La vie est une partie de poker, des cartes vous sont distribuées, puis vous décidez de quoi en faire. Vous n’êtes pas fautifs d’avoir eu des cartes nulles, mais c’est maintenant votre responsabilité de choisir quoi faire avec ces cartes. Voulez-vous tout miser, vous coucher sans aucun espoir que cette main aboutisse, ou suivre le mouvement ?

Si je peux vous prodiguer un conseil d’ami, c’est : ne suivez pas celui qui se couche au début, il a simplement peur ou pas confiance en ses cartes (et donc en lui). Si personne ne se couche, vous n’allez sûrement pas vous coucher, et puis même si les autres misent une somme, au moins une fois ça vaudra le coup de suivre, voire de miser le double. Les personnes qui se couchent sans penser aux éventuelles stratégies sont en général les personnes qui fuient les problèmes. Nos problèmes qui sont notre gasoil. Dans le pire des cas, ce sera une leçon. Rappelez-vous, aucun regret, seulement des leçons. Nadal a bien perdu contre son rival à Roland-Garros, et il est bien revenu plusieurs mois après pour casser les records.

En réalité, si l’on ne perd pas une partie de temps en temps, c’est que l’on ne joue que des parties faciles, dans notre zone de confort. Sortons de notre zone de confort et jouons de vraies parties, avec de vrais problèmes. Mais attention, si vous perdez tout le temps, ce n’est pas bien non plus. A un certain moment vous allez blâmer les cartes et penser que c’est vous contre tout le monde. Et quand vous pensez que c’est vous contre tout le monde, c’est souvent vous contre vous-même.
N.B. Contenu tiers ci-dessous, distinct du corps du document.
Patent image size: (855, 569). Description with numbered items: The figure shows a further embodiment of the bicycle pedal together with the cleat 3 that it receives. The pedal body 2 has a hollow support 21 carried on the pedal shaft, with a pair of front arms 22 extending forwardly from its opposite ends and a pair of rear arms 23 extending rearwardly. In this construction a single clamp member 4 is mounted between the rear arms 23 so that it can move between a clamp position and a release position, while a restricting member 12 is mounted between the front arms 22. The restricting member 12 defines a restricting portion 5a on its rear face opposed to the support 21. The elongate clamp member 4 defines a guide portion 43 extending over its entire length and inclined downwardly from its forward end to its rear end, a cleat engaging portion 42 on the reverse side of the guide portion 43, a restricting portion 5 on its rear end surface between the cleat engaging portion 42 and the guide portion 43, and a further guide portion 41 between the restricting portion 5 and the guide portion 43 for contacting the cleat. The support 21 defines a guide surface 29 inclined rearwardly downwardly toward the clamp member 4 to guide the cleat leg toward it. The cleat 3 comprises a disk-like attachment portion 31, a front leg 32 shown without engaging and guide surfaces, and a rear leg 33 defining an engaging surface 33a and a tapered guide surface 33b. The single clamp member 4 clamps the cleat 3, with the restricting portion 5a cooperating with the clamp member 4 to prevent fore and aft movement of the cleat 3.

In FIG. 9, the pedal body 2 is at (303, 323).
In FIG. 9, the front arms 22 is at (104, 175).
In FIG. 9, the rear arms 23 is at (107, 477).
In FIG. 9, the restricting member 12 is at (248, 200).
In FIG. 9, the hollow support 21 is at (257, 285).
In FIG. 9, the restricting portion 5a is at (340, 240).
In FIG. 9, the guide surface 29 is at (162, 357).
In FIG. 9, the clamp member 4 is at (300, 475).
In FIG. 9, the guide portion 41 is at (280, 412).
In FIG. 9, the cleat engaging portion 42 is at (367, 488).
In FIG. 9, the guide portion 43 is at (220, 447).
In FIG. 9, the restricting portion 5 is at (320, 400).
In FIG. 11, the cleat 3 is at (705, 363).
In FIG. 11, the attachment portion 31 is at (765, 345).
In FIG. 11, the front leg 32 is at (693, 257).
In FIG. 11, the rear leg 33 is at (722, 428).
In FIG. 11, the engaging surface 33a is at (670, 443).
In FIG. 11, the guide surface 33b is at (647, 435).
Ton camarade de classe a été accepté à Harvard parce qu’il a postulé, et pas toi. L’autre a été accepté pour un stage à Goldman Sachs, parce qu’il a pris la peine d’appeler. Et elle est sortie avec lui parce qu’il lui a demandé, et toi tu ne l’as pas fait. Maintenant reste dans ta bulle à regretter de ne pas avoir agi. Je ne dis pas qu’il faut tout le temps foncer tête baissée, mais il est parfois plus sage d’utiliser une page de ce livre, le livre du risque. Personne n’est arrivé à son but sans prendre des risques et des sacrifices. Beethoven a grandi malentendant et a fini sa vie malvoyant, et cela ne l’a pas empêché de composer la symphonie n°9, aussi appelée l’Eldorado de nos oreilles. Lorsqu’il l’a jouée pour la première fois au théâtre de Vienne, il regarde son orchestre, avec une satisfaction immesurable, et c’est là que son violon solo le tourne vers le public, qui était debout et lui offrait une ovation pharamineuse. Là, Ludwig a atteint son Atlantis psychologique, qui est le succès qu’il cherchait. Tout de même, il n’arrête pas la musique, et il continue de composer des musiques et des quatuors à cordes, et la seule raison pour laquelle il n’a pas composé d’autres symphonies est parce qu’il est mort trois ans plus tard.

Beethoven était sourd et aveugle à la fin, Roosevelt était paralysé et Stephen Hawking avait une maladie qui au fil des années l’a également paralysé. Je vous raconte tout ça pour vous dire que les problèmes font partie de nous et que nous n’avons aucun moyen de les fuir. Que ce soient des problèmes de santé, d’argent ou de personnalité, nous devons y faire face afin d’avancer. Et c’est en résolvant ces problèmes que l’on va de con, à légèrement moins con.

La conclusion que je tire de ces articles, c’est qu’il n’y a pas de repos pour nous dans ce monde, peut-être dans le prochain.